Besides the cultural aspect of Burning Man, there’s the visual side of it — it is stunning, vast, endless and spectacular, especially at night, when the fairy lights and dust come out. It is not a spectator event, with most set-ups requiring your active participation, just like the festival itself. Visualise standing in the middle of the open desert at night, a gigantic glowing playground sparkling with every kind of installation, outfit, vehicle and experience you could possibly dream up. Imagine operating a giant Mad Max-style flame thrower above naked dancers begging for the heat of it, and then, two minutes later, lying under a pulsating light installation moving to Beethoven, under the stars. Immediately after that, imagine jiving to retro music from an old-school bus, then hitching a ride on a ship with sails to watch Robot Heart play live.
In the end, what ends up winning is the most powerful drug of all — sleep. Your body stamps its foot and refuses to do any more, despite what your wide-eyed, bushy-tailed mind would like. It sometimes becomes physically impossible to do any more, and you have to retreat to your tent or motor home for quiet conversation around a warm whisky — very good conversation and equally good whisky, in my case, because the single malt tasting camp was nearby.
The culmination of Burning Man is the “the burn”, where most of the bigger structures are set ablaze on the last couple of days, including the beautiful Temple — a structure filled with memories of those loved and lost. Staring at a burning with this community can be a deeply moving experience. While the man itself burns to music, dancing, fireworks and exuberance, the blazing temple is solemn, contemplative and quiet.
Burning Man can make your relationships either stronger than ever or completely unravel, so choose your travel partners wisely. Find a crew that will be both family and give you your space, a caring freedom, if you will, because you will need both. Try not to be MOOP (Matter Out Of Place); being judgmental, not cleaning up after yourself, feeling entitled or general douchebag behaviour makes you MOOP. The term also refers to trash of any kind, which you have to take back with you. And yes, you do have to use porta-potties, so try to locate the one closest to you quickly.

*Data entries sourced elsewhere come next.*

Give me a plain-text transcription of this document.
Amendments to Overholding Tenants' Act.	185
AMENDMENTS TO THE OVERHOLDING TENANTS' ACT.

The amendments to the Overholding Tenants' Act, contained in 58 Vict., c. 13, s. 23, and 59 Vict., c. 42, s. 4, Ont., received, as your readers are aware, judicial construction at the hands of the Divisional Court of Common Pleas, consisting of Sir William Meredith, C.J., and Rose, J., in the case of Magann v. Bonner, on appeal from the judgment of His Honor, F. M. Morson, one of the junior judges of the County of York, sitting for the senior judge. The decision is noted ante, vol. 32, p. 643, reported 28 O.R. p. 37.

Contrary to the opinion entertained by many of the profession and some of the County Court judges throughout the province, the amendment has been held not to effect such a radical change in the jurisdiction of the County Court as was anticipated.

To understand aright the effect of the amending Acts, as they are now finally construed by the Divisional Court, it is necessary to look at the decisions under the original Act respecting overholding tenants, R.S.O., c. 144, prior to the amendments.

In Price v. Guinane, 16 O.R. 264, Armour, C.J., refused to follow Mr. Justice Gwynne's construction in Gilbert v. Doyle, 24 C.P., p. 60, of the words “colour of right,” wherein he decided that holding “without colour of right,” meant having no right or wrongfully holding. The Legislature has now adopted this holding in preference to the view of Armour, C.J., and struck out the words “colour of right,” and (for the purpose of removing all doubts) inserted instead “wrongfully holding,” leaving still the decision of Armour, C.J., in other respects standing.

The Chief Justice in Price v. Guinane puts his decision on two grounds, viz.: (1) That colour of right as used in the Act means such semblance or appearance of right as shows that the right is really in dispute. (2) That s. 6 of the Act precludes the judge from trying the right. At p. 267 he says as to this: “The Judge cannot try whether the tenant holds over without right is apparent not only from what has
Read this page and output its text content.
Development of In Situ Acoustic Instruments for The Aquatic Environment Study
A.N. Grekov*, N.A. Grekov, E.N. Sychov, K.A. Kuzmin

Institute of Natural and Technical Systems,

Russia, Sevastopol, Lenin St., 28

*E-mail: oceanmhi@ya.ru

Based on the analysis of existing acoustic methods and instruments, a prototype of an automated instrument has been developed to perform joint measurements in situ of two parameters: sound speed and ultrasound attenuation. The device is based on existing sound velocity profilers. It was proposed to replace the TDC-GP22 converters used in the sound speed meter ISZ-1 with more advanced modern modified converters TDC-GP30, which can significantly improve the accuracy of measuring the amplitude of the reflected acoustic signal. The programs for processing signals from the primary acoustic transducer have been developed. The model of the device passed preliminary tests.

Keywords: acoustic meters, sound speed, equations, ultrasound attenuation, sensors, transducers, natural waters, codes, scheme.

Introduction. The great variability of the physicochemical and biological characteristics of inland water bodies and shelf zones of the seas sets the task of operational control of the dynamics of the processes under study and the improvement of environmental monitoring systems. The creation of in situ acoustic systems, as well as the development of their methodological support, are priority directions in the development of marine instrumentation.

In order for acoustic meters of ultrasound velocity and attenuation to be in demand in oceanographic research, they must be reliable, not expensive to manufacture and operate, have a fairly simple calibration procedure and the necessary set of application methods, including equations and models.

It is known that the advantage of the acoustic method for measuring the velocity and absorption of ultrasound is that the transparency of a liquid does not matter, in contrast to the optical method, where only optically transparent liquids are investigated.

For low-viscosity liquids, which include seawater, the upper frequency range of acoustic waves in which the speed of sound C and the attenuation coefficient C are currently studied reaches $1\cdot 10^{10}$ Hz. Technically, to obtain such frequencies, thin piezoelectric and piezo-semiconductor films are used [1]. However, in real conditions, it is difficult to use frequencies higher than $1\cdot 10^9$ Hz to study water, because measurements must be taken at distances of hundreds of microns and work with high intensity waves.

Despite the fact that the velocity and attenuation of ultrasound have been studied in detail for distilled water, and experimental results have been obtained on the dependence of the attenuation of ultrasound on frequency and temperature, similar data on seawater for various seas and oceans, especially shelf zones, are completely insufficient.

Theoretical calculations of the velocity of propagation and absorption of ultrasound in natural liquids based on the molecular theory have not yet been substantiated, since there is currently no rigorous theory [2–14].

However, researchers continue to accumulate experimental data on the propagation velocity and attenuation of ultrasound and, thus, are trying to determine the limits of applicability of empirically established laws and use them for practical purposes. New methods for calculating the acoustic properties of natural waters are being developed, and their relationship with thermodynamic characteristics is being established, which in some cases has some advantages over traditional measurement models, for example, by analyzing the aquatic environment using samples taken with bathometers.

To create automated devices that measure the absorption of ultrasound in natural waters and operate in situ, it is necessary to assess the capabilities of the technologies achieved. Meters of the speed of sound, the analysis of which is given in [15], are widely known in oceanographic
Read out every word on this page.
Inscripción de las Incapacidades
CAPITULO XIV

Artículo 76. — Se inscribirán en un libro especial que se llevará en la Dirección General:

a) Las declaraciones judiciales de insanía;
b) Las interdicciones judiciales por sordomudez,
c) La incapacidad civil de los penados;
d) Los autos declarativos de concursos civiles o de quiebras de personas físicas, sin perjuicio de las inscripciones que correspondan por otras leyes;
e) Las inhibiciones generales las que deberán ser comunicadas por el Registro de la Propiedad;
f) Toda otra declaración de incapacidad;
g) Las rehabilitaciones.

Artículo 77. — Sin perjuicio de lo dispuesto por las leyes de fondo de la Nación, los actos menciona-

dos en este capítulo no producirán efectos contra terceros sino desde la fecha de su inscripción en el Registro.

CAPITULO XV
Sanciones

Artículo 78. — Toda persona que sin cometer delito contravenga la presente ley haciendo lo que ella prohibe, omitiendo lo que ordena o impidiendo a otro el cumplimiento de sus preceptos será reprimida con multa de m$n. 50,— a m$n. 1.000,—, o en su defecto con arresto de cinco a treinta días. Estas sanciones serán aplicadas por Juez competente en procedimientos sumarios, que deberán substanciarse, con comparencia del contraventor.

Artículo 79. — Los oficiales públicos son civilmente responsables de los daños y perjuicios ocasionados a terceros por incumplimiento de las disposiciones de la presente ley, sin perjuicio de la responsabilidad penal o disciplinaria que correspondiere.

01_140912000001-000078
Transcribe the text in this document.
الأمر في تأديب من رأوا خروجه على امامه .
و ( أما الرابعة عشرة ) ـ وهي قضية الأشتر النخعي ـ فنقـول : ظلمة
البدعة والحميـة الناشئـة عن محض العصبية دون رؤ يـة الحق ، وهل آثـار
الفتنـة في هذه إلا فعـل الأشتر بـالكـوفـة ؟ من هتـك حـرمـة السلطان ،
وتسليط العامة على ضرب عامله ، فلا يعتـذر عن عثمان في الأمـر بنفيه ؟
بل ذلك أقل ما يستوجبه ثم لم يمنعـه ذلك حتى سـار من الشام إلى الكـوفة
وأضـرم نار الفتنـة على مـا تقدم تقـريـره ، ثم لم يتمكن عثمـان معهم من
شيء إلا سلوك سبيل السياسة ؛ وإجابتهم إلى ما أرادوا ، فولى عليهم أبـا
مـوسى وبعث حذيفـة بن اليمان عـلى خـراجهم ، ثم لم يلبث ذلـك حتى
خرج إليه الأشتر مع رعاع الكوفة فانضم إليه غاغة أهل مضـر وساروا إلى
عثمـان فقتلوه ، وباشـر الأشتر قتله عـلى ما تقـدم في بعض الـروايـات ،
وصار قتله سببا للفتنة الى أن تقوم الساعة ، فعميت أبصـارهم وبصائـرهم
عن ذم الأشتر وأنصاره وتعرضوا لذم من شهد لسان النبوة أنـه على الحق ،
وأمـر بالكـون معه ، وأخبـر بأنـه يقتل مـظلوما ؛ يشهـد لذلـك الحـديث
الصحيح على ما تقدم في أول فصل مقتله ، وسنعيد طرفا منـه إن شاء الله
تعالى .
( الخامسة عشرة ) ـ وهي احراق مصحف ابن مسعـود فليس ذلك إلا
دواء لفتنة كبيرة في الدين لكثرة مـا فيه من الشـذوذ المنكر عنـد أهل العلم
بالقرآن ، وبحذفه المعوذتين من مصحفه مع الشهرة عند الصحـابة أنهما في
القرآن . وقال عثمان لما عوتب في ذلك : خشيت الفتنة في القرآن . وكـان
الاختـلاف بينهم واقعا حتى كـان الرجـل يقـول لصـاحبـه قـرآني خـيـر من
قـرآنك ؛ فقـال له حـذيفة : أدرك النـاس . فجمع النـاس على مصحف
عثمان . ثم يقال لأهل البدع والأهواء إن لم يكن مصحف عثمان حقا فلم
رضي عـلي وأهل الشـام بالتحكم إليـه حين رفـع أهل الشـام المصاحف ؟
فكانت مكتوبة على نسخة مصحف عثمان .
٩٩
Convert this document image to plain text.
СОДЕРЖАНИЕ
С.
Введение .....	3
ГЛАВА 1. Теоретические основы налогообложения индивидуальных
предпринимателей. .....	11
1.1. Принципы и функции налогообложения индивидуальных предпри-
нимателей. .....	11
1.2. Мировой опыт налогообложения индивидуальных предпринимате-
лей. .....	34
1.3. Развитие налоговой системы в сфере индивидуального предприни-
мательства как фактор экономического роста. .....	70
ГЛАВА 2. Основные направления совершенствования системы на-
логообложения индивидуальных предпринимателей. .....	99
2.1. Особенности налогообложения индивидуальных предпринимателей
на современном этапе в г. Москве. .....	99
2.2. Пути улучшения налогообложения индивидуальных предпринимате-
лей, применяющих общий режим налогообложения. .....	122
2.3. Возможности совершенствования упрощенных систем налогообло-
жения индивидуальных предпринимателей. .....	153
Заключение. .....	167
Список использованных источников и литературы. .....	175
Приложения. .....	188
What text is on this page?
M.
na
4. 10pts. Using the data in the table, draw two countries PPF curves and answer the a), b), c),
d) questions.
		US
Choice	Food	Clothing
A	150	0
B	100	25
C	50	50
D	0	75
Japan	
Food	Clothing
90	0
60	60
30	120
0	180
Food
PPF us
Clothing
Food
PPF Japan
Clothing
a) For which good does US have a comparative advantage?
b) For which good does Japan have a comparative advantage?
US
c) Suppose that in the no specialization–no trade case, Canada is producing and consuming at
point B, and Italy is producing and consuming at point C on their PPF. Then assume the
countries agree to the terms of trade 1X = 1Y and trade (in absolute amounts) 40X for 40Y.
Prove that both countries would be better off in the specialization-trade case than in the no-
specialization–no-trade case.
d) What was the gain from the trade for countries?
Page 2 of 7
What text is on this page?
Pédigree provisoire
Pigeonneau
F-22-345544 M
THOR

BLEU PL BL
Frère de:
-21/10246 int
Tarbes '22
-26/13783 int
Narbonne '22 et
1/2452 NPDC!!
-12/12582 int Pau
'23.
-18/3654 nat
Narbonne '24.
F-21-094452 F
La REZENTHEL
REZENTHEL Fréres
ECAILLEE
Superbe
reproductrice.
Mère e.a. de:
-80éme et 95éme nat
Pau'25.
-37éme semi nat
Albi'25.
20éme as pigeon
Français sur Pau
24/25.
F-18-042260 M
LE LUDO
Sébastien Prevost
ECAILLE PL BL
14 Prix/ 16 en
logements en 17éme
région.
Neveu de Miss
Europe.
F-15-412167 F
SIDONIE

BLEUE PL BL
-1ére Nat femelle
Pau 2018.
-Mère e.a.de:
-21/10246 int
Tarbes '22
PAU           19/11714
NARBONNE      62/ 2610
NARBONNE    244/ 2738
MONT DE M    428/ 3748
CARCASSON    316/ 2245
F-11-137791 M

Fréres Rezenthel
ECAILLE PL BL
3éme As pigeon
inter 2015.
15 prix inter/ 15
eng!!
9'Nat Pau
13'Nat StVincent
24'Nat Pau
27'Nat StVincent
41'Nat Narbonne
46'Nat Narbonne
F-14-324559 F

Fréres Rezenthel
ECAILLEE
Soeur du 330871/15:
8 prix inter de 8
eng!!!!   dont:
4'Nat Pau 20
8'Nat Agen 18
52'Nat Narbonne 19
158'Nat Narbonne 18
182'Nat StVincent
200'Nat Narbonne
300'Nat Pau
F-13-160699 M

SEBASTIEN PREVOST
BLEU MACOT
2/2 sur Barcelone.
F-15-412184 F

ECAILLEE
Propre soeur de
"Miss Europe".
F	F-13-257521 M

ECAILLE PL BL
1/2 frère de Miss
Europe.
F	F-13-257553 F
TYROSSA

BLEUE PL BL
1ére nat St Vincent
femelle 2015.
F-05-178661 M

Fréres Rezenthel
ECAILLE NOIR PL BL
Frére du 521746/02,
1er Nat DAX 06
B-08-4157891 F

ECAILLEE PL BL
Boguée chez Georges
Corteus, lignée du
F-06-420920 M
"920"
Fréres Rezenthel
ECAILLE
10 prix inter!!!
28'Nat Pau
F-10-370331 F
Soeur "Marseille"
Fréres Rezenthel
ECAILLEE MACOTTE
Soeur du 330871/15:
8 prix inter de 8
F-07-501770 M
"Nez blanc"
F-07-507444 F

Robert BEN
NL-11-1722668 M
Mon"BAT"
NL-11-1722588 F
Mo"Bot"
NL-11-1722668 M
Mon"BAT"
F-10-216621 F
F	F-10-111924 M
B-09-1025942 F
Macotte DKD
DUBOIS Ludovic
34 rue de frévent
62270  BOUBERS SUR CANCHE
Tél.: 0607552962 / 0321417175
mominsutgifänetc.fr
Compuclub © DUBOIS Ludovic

If you do decide to go, it requires some serious planning and commitment. You have to bring your own food, water, shelter, dust goggles and bizarre clothing. It can be, especially when coming from India, a terrifically expensive affair to get there and back, despite the fact that you don’t spend a cent at the venue itself. For a festival that is a great leveller, it automatically excludes those who can’t afford it. That is not the intent, however, and the organisers do their best to compensate with various initiatives such as subsidised tickets, art grants and various forms of outreach. I’m still recovering from the expense, though — it’s the most money I’ve had to spend to survive on my own and on the kindness of strangers. It was worth every cent, though. I’ll be planning ahead this year, so if you’re there, keep an eye out for a bright pink, sparkly bicycle.